Opinião

E se as cidades governassem o Mundo?

E se as cidades governassem o Mundo?

Ao arrepio das superstições, realizou-se em Barcelona, numa sexta-feira 13, a 1.ª Conferência sobre Governança das Metrópoles Europeias.

A Área Metropolitana de Barcelona lançou o desafio e mais de uma dezena de metrópoles aceitaram discutir os modelos de governação e propor uma atitude mais reivindicativa. Assim surgiu a EMA (European Metropolitan Authorities). A Área Metropolitana do Porto esteve presente e partilhou experiências, comprometendo-se a participar no próximo ano, em Turim.

Acreditamos que este evento não se vai desvanecer com o desligar das luzes ou com os jornais do dia depois do seguinte. A "Declaração Comum", subscrita por todos, e que o catalão Xavier Trias leu, recorda que na Europa mais de 70% da população habita em áreas urbanas e sublinha que é nestes territórios que existem elevados níveis de cuidados de saúde, competitividade, emprego, inovação e educação. O texto reivindica a promoção de projetos metropolitanos conjuntos e pede à UE que incorpore as áreas metropolitanas na definição das suas políticas, nomeadamente através do Comité das Regiões. Em Barcelona, quase todos discutiram as vantagens e desvantagens dos tipos de modelos metropolitanos existentes na Europa. Sejam as metrópoles governadas por eleição direta ou indireta (Barcelona, Porto e Lisboa são exemplos de eleição indireta, mas Madrid é de eleição direta); modelo temáticos, do tipo das agências metropolitanas, semelhantes à Lipor, à AdPorto, à Energaia, no Porto, ou à Valorsul, em Lisboa; metrópoles geridas em coordenação vertical, ou seja, a partir de um nível de governo existente como é o regional, o provincial (como por exemplo as cidades-estados de Viena, a região-capital de Bruxelas, o condado de Estocolmo, etc.); ou ainda os modelos mais suaves que resultam da associação voluntária de municípios (só no contexto da AMP convivem a Amave, nos municípios do Vale do Ave, a Associação Terras de Santa Maria, no Entre Douro e Vouga, e, muito recentemente, a Frente Atlântica, no eixo Gaia-Porto-Matosinhos).

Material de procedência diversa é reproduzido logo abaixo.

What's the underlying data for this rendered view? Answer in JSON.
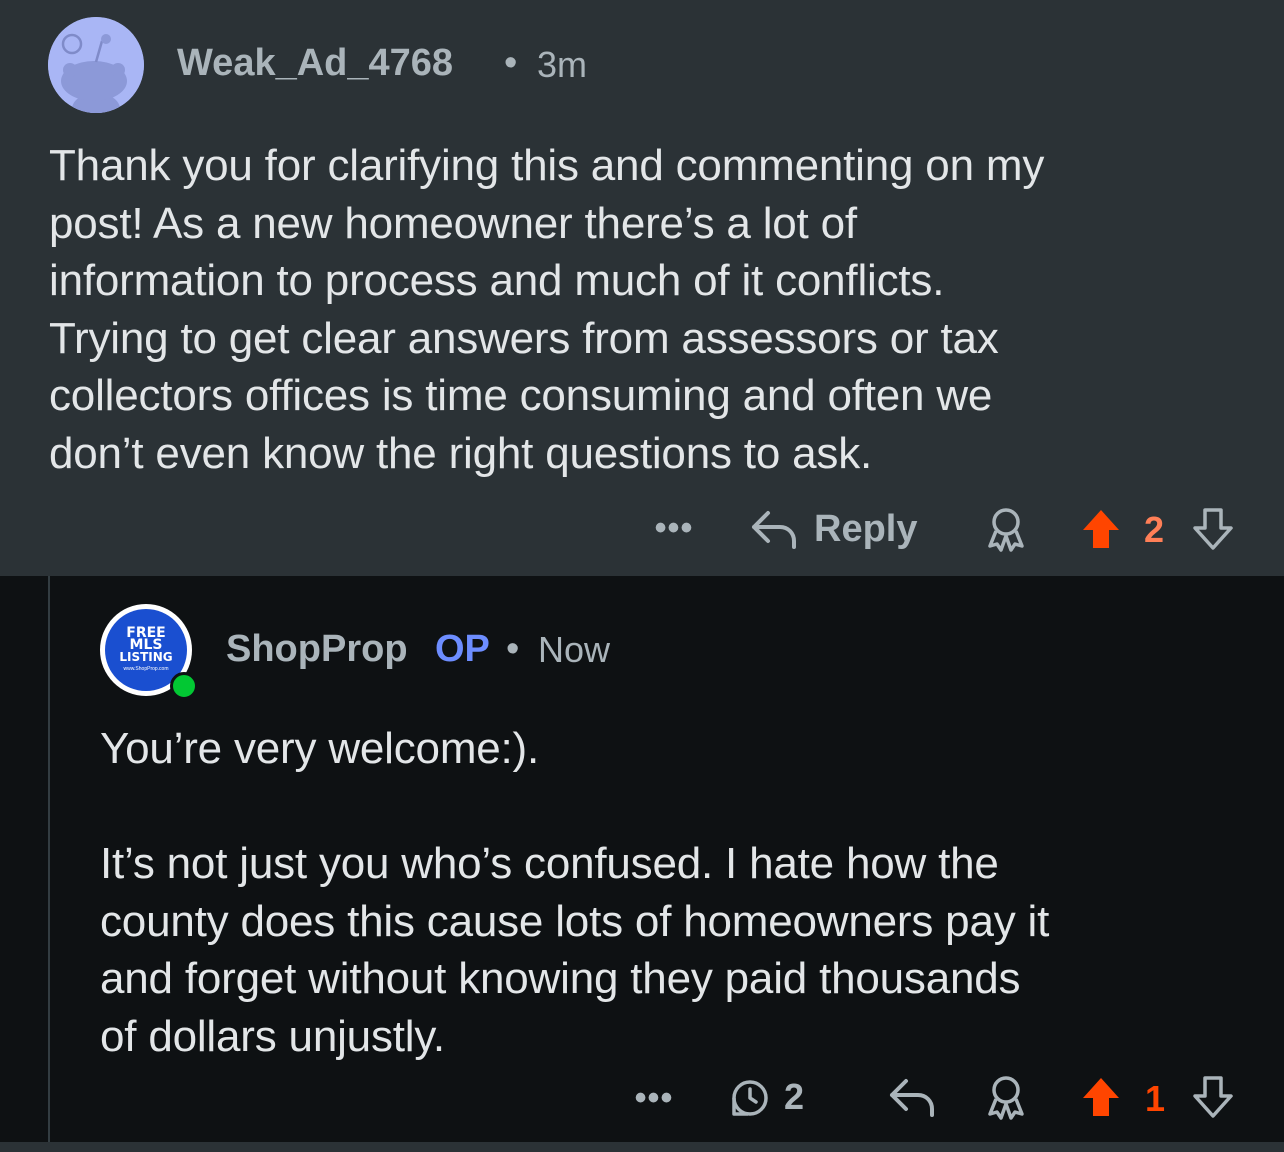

Na EMA, concordaram que não existia um modelo ideal, mas a pluralidade não impediu a unanimidade na crítica às políticas da UE que promovem uma feroz competitividade entre regiões e metrópoles que ultrapassa a que existe entre os próprios estados. Foi assim que Liverpool falou do combate à centrípeta metrópole londrina, mas foi Toulouse quem tocou no ponto nevrálgico, ao referir-se a Bordéus, Toulouse e Montpellier, três metrópoles próximas e em linha, que fazem apostas semelhantes em equipamentos, inovação, educação, formação, etc., colocando empresas e universidades a disputarem o mesmo espaço económico e social, quando poderiam estabelecer parcerias. Ou seja, o papel das metrópoles seria melhor com mais cooperação, em vez de tanta competição. Nesse sentido, houve um interveniente, Omar Al-Rawi, um político austríaco de origem árabe, dirigente de Viena, que despertou inusitada atenção ao citar Benjamin Barber e o seu recente livro "If Mayors rule the world". Enquanto explicava as vantagens da sua cidade-Estado, lembrou que os presidentes de Câmara possuem ferramentas de governança que são mais eficazes que as dos chefes de Estado. Segundo Al-Rawi, as cidades são o espaço onde nasceu a democracia, mas são também o espaço do cosmopolitismo, dos choques culturais, das tensões e das dinâmicas. Os "mayors" são aqueles que melhor estabelecem os equilíbrios necessários para que as cidades não sejam um somatório de gueto. E isso é muito importante para uma Europa que está com dificuldades em gerir o Norte e o Sul, as diferenças religiosas e as pressões económicas. No final, as palavras da Metrex (Rede de Metrópoles Europeias), da OCDE e do líder parlamentar de Bruxelas-Capital coincidiram ao reclamar que as cidades possuem larga experiência a gerir os desafios do futuro - a demografia, o emprego, o ambiente e a mobilidade -, logo os seus representantes devem ter um papel mais ativo.